Ordered that the judgment is affirmed, with costs.
This appeal involves a 24-year-old plaintiff, a native of Italy, who lost two fingers while trying to remove a grass-catching bag from a gas-powered lawnmower. The plaintiff asserts that the defendants, the mother and father of her ex-husband, coerced her into mowing the lawn as part of an arrangement whereby she was living rent free in their home. The plaintiff also asserts that the defendants knew that she did not know how to operate a lawnmower and that, by providing one to her with full knowledge of her ignorance, they committed the tort of negligent entrustment (see, Restatement [Second] of Torts § 390). At the trial, the Supreme Court granted a motion for a judgment as a matter of law after the close of the plaintiff's case. We now affirm.
Viewing the evidence in a light most favorable to the plaintiff (see, Dolitsky v. Bay Isle Oil Co., 111 A.D.2d 366), we are convinced that no rational process would lead to a verdict in her favor. The New York cases which discuss the tort of negligent entrustment all indicate that the defendant must either have some special knowledge concerning a characteristic or condition peculiar to the plaintiff which renders the plaintiff's use of the chattel unreasonably dangerous (see, e.g., Golembe v Blumberg, 262 App. Div. 759 [car given to epileptic son]; Splawnik v. Di Caprio, 146 A.D.2d 333 [gun store owner retrieved and loaded pistol for woman he knew to be severely depressed]) or some special knowledge as to a characteristic or defect peculiar to the chattel which renders it unreasonably dangerous (see, e.g., Snyder v. Kramer, 94 A.D.2d 860, affd 61 N.Y.2d 961 [horse known by the defendant to be highstrung, quick, and dangerous given to inexperienced rider without a saddle]). In the case at bar, not only was the lawnmower not defective, but also, the plaintiff, although not knowledgeable about the use of the lawnmower, had no peculiar characteristic or condition which rendered her use of it unusually or unreasonably dangerous.

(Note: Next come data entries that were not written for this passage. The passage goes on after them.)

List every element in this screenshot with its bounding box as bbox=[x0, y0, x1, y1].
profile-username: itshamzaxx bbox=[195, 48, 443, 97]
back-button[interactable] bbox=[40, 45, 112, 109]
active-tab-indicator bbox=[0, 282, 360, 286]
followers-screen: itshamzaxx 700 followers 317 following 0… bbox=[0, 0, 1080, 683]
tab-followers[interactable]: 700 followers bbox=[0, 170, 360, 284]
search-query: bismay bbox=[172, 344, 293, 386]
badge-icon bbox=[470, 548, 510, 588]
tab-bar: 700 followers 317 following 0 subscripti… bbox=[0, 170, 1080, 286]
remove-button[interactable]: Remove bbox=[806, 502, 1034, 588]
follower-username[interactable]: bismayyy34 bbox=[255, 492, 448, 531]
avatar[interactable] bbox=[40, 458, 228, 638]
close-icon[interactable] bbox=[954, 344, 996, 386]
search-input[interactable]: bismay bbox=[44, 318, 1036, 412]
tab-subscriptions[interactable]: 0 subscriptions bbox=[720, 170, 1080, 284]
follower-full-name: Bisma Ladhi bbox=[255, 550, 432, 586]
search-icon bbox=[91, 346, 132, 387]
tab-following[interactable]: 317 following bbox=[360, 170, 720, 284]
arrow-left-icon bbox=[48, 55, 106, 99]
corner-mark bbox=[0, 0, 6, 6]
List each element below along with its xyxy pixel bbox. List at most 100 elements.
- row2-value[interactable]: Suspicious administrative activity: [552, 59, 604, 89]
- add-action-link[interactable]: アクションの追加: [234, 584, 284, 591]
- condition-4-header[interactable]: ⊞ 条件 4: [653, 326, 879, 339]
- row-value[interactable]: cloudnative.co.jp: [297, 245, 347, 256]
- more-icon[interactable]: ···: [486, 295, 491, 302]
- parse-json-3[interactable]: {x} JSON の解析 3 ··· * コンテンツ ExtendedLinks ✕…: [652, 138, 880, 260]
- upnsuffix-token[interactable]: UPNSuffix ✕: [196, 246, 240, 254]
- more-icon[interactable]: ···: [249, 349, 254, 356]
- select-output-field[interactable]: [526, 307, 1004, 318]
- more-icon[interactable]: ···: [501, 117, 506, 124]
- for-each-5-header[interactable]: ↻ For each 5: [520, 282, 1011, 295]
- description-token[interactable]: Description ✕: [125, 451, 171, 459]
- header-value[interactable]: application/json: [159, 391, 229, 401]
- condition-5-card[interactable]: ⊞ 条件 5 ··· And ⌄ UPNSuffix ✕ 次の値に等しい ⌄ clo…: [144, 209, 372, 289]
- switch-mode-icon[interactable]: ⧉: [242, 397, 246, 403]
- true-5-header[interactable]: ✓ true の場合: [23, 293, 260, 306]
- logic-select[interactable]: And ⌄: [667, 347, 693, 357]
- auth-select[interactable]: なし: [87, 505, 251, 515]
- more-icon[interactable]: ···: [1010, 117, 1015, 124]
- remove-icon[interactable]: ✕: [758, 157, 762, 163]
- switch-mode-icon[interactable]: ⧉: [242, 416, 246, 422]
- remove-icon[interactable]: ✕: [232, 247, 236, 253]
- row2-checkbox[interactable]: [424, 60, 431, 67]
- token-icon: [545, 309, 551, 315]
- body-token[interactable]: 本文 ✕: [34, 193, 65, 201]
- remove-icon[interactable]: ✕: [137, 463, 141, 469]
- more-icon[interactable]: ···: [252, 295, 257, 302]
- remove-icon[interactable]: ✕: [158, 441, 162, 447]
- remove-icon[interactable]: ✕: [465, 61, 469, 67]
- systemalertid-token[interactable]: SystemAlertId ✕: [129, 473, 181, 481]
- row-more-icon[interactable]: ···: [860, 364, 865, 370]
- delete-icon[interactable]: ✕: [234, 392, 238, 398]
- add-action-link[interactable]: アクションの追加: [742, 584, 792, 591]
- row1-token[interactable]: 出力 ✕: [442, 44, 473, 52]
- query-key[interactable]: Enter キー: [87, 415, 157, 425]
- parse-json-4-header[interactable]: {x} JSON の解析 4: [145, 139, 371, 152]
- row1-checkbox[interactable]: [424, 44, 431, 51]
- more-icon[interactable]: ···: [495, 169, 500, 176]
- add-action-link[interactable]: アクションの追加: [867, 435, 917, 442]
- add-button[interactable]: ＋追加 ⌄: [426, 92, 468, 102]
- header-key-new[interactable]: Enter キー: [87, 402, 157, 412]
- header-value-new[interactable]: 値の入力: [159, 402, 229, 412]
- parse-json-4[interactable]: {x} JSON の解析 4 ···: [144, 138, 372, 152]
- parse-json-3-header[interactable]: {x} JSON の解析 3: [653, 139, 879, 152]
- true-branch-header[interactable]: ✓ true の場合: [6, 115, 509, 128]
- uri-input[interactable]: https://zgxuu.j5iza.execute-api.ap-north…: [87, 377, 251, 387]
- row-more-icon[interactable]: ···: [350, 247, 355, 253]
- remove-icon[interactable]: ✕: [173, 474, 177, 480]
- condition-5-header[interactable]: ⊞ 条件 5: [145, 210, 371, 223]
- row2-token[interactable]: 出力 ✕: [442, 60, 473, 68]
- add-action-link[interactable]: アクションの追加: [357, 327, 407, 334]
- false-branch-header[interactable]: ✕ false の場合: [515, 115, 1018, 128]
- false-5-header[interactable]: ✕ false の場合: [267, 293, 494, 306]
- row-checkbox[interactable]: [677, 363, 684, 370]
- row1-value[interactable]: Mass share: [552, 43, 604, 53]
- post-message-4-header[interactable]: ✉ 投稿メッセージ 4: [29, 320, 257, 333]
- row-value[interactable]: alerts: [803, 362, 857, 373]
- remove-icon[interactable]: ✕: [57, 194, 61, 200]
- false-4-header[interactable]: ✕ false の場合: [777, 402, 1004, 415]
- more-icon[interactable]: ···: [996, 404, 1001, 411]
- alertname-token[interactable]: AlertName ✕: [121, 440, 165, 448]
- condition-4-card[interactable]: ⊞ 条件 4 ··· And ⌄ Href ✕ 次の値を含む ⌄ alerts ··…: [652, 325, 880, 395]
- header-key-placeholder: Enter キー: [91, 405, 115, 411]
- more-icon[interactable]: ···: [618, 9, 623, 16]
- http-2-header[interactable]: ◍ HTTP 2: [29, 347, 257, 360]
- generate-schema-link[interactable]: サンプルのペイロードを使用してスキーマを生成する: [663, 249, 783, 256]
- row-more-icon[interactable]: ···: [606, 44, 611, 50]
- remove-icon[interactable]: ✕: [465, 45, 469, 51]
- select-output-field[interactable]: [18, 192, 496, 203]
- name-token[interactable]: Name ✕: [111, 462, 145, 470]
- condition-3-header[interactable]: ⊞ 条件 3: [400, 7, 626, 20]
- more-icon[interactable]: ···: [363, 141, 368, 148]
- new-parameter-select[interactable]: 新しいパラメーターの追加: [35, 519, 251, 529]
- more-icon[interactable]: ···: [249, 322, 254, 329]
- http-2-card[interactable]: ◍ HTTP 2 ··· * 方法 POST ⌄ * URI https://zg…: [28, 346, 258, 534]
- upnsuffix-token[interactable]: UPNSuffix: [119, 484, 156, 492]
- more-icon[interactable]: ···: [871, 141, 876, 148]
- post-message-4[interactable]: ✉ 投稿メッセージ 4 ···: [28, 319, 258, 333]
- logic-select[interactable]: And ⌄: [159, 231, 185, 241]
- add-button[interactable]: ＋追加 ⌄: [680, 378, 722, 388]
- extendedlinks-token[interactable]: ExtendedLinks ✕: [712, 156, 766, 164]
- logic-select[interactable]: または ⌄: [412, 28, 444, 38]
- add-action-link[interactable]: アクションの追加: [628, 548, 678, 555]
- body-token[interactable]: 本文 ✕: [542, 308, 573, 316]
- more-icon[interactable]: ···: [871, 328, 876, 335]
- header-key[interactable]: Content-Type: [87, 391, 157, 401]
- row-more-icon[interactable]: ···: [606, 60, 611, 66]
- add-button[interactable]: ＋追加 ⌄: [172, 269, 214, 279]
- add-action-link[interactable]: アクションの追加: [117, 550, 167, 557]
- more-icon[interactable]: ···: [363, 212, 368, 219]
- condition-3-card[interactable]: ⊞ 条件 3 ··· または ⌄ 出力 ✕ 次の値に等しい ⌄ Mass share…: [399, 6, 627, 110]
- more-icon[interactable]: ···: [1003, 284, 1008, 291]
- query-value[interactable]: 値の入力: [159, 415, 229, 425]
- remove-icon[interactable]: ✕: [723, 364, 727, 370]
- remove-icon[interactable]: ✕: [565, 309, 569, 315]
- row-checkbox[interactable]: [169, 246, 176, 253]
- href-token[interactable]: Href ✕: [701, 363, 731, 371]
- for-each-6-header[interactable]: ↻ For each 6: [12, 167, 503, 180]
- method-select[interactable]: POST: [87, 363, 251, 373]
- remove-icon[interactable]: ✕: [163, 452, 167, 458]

No case law supports the plaintiff's implicit assertion that the mere superior knowledge of the lawnmower by the defendants is sufficient to make out the tort of negligent entrustment (see, Cotroneo v. Sabatino, 50 A.D.2d 1081, affd 41 N.Y.2d 848). Therefore, the plaintiff failed to make out a prima facie case. Thompson, J.P., Bracken, O'Brien and Santucci, JJ., concur.